Believe it or not, the US Marshals Service in Houston is arresting people for not paying their outstanding federal student loans.

Paul Aker says he was arrested at his home last week for a $1500 federal student loan he received in 1987.

He says seven deputy US Marshals showed up at his home with guns and took him to federal court where he had to sign a payment plan for the 29-year-old school loan.

But fed. student loans are still at taxpayer expense and students should bear some responsibility for majoring in low-ROI subjects, taking on too much debt, or not understanding the terms and conditions of the loans. There so so many forgiveness and deferral programs that student loans are seldom paid in full, anyway. It’s often dragged out forever as in the case of Paul Aker, who had the ability to pay but refused to. Harsher penalties, including but not limited to jail time, are necessary for a system that is broken mainly against taxpayers.

Credentialism is another problem, as well as too many low-IQ and immature student being encouraged to enroll in college despite the high drop-out rate. Another problem is the perpetually anemic labor market.

Vox asks, if banks got bailed-out, why not students? The problem here is that student loan debt (at over $1 trillion) already exceeds the bank bailouts, and debt forgiveness will only add to the problem. There is no systemic risk in having some students default, but there is potential systemic risk if key financial institutions fail.

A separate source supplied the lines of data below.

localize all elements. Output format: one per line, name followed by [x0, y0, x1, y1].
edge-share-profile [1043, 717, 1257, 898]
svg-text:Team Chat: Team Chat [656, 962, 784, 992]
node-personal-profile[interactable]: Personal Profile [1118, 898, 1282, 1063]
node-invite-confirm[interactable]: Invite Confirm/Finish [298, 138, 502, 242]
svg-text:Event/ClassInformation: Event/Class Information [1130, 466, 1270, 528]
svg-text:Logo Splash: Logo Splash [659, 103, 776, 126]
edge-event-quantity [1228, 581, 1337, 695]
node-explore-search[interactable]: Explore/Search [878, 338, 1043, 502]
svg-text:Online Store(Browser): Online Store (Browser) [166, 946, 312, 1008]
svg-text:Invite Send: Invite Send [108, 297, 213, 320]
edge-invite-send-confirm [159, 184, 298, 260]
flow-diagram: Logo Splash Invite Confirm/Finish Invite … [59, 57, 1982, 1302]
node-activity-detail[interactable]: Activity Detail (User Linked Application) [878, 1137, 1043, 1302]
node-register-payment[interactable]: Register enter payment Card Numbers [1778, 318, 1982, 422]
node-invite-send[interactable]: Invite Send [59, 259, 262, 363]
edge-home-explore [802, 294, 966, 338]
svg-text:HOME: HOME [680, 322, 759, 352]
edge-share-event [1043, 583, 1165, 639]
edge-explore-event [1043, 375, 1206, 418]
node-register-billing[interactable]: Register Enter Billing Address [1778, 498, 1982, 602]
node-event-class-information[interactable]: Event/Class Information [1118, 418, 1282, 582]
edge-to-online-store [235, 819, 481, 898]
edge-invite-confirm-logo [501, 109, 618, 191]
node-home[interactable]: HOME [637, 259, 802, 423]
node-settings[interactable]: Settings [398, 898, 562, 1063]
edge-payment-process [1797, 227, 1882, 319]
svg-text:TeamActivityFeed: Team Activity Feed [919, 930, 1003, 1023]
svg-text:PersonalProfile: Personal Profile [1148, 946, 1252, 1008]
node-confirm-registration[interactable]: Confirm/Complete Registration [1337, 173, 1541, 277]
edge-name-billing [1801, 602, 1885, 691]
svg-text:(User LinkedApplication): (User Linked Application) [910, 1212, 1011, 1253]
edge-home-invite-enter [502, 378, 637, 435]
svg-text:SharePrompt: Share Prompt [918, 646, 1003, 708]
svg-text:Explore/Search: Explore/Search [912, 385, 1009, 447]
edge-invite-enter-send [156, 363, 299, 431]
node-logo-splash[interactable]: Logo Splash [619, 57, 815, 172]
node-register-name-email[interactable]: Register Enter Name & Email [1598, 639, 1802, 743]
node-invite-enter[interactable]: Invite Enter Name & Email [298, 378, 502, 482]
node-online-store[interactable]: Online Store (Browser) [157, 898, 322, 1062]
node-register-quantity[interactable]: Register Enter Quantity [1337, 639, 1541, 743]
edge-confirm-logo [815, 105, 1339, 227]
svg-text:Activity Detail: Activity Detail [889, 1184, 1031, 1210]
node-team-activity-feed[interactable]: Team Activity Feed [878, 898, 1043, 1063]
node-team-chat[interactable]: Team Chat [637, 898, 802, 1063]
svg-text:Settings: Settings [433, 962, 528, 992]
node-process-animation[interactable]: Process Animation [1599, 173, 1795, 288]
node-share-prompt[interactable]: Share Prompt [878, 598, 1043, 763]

As recently as 2011, TARP was paid in full and as of 2014 posted a profit of $15 billion, making it one of the most successful government programs, even if the most despised.

I support financial aid for students who have the cognitive aptitude to complete college (without dropping out), as well as majoring in a high-ROI subjects, but the system we have now just throws money out indiscriminately to students who shouldn’t be going to college, who will dropout with nothing to show for it but debt.